“I resolve to speak ill of no man… and proper occasions speak all the good I know of everybody.” – Benjamin Franklin
“Judge not, that ye be not judged.” – Matthew 7:1
Letting Go of Judgment – Finding Good (God) in Others
Everyday we make thousands of judgments about people, places, situations and events. These judgments happen so quickly and are such a part of our lives that we are not even aware that we are passing judgment. How we were raised and what we were taught play a significant role in how we judge what is happening around us. Judgment can protect us and keep us from making mistakes but judgment can also prevent us from seeing clearly. So how do we know the difference? Look to the source of the judgment. Is it coming from your intuition telling you that something doesn’t quite feel right? If so, this is discernment and is a valuable tool. Or is it coming from your ego telling you that you are superior to another or that you know better than they do?

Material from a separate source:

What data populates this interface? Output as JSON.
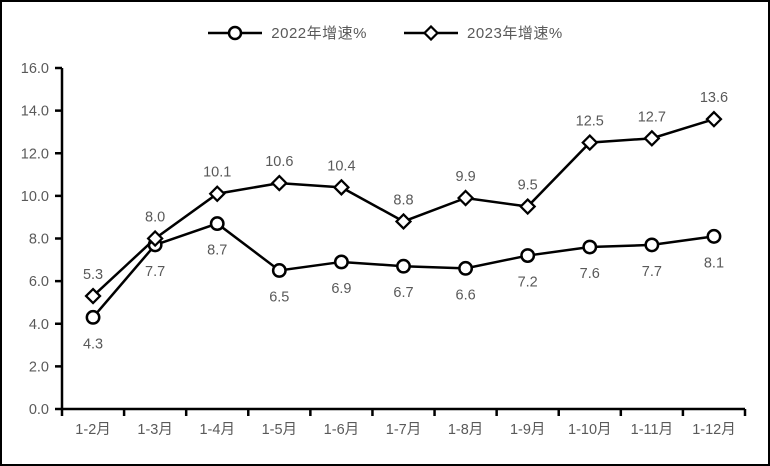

When we judge another person’s actions or behavior we are saying that we know what is best for them, that we have the best rule book or the best solution. We expect others to see things exactly the way we do. But how can they? Were they raised under the same circumstances as us? Dr. Loren Ekroth states: “No two people experience the same reality, so how can we know what is exactly right for another soul?” We can’t. But there is something we can do. We can strive to put ourselves in the other person’s shoes and reach across the difference of opinion to find the common ground on which we all stand. We can bring out the best in others by looking for what’s good about them – not what’s wrong. What you focus on expands, so why not put your attention on the best in people? If we seek to understand and look below the surface of the behavior, we may find that the other person is in need of kindness from us. Then we can show our true nature by extending such kindness.
There is a principle called the Pygmalion Effect. This principle states that if we expect the best from another and communicate such to them, they will respond by adjusting their behavior to match. Test this principle over the rest of the month. See what you can do to find and bring out the best out in others!